Waterloo n'a pas signifié la fin immédiate de Napoléon, mais a signifié le basculement de la situation générale vers la fin de Napoléon.

Modi n'est pas encore à terre, loin de là, mais l'agenda politique commence à lui échapper pour passer dans les mains du soulèvement paysan qui hisse le drapeau de la démocratie directe populaire contre le pouvoir des groupes capitalistes et de leurs représentants.

Les barrages de la police autour de Dehli, où se retranche le gouvernement depuis plus d’un mois.

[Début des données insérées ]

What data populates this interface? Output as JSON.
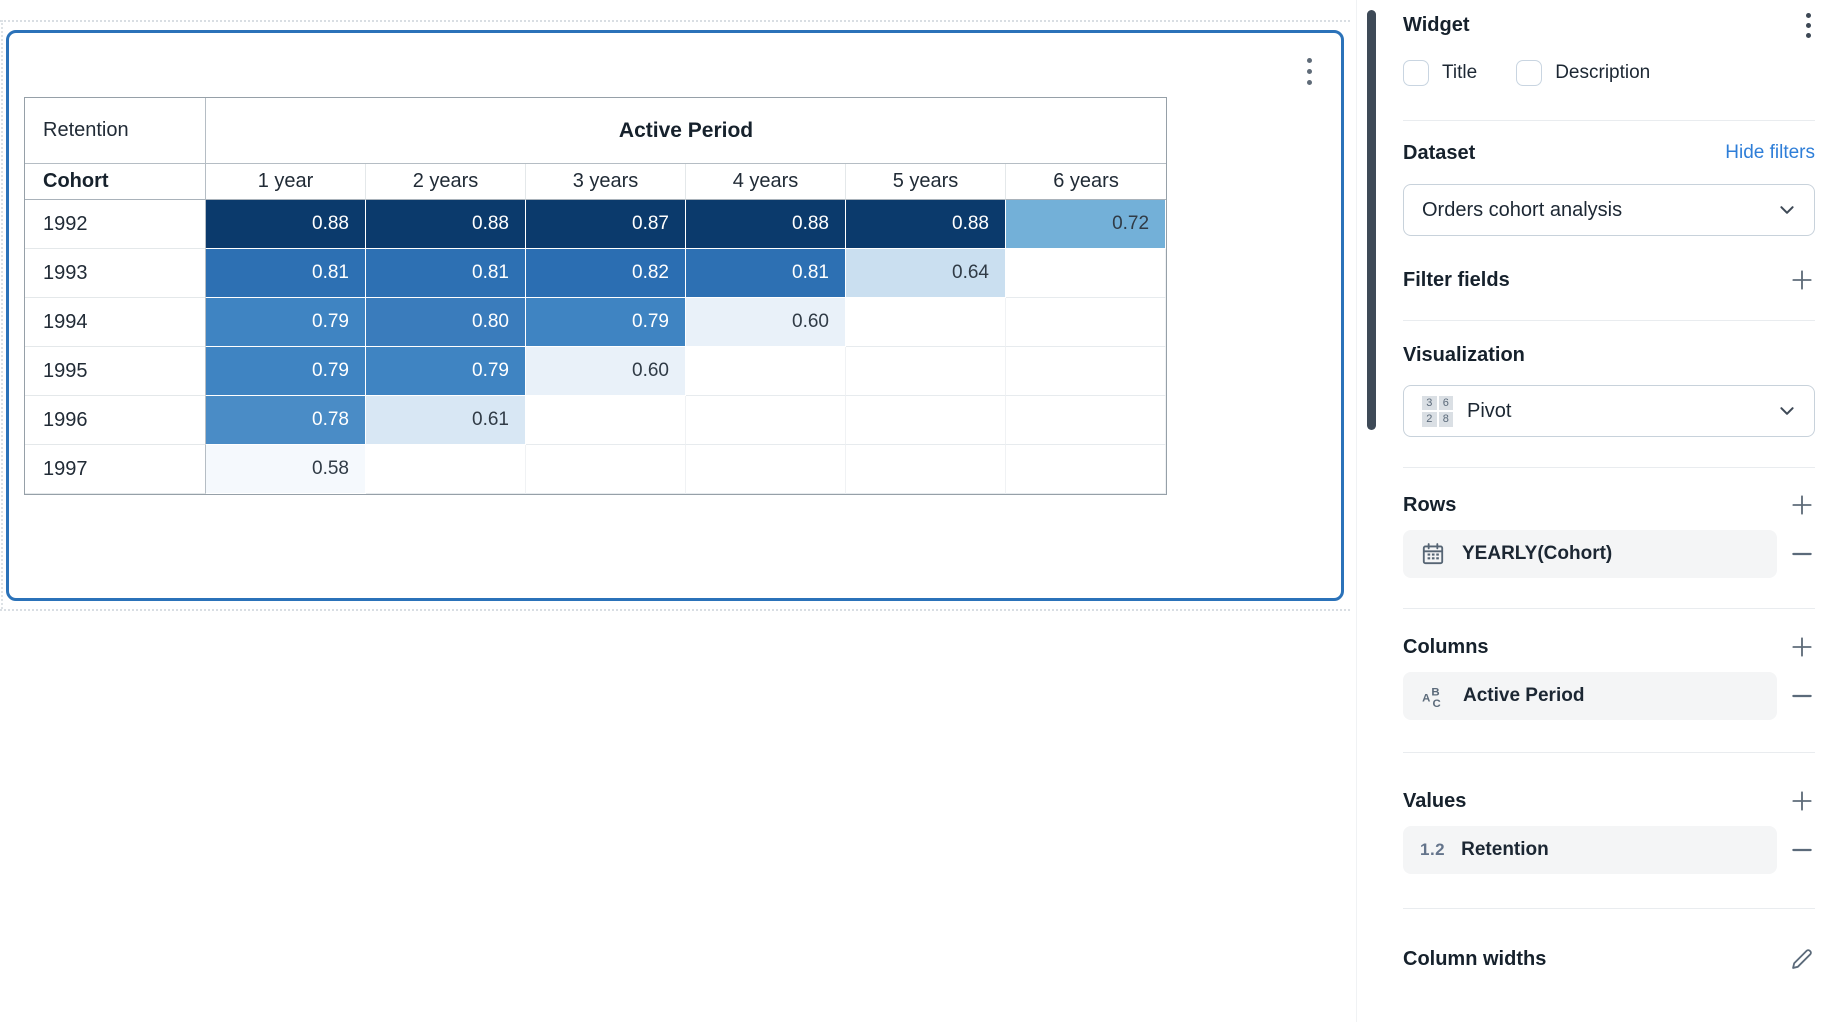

Le 31 janvier, Rakesh Tikait a également déclaré que les jours actuels sont des journées d'un combat idéologique contre le gouvernement qui nécessitent moins que les gourdins, l'argumentation militante renforcée dans la rue et en porte à porte pour convaincre des millions et des millions d'indiens que leur combat est celui de sauver l'Inde. Aussi le SKM (Front Uni Paysan qui anime le soulèvement) a-t-il renoncé à la marche sur le Parlement le 1er février (avec une discussion pour manifester éventuellement le 3 février, jour où est organisée par des organisations démocratiques de Delhi une manifestation pour la libération de journalistes emprisonnés) qu'il avait annoncé le 25 janvier au soir parce qu'il trouve cette marche prématurée dans l'ambiance créée par les calomnies lancées par la grande presse. Aussi il appelle plutôt pour le moment au renforcement de la mobilisation générale par des Panchayats partout et une montée plus massive encore sur Delhi, meilleure manière de combattre les calomnies et de montrer dans les faits par le rapport de force où se trouve la vérité.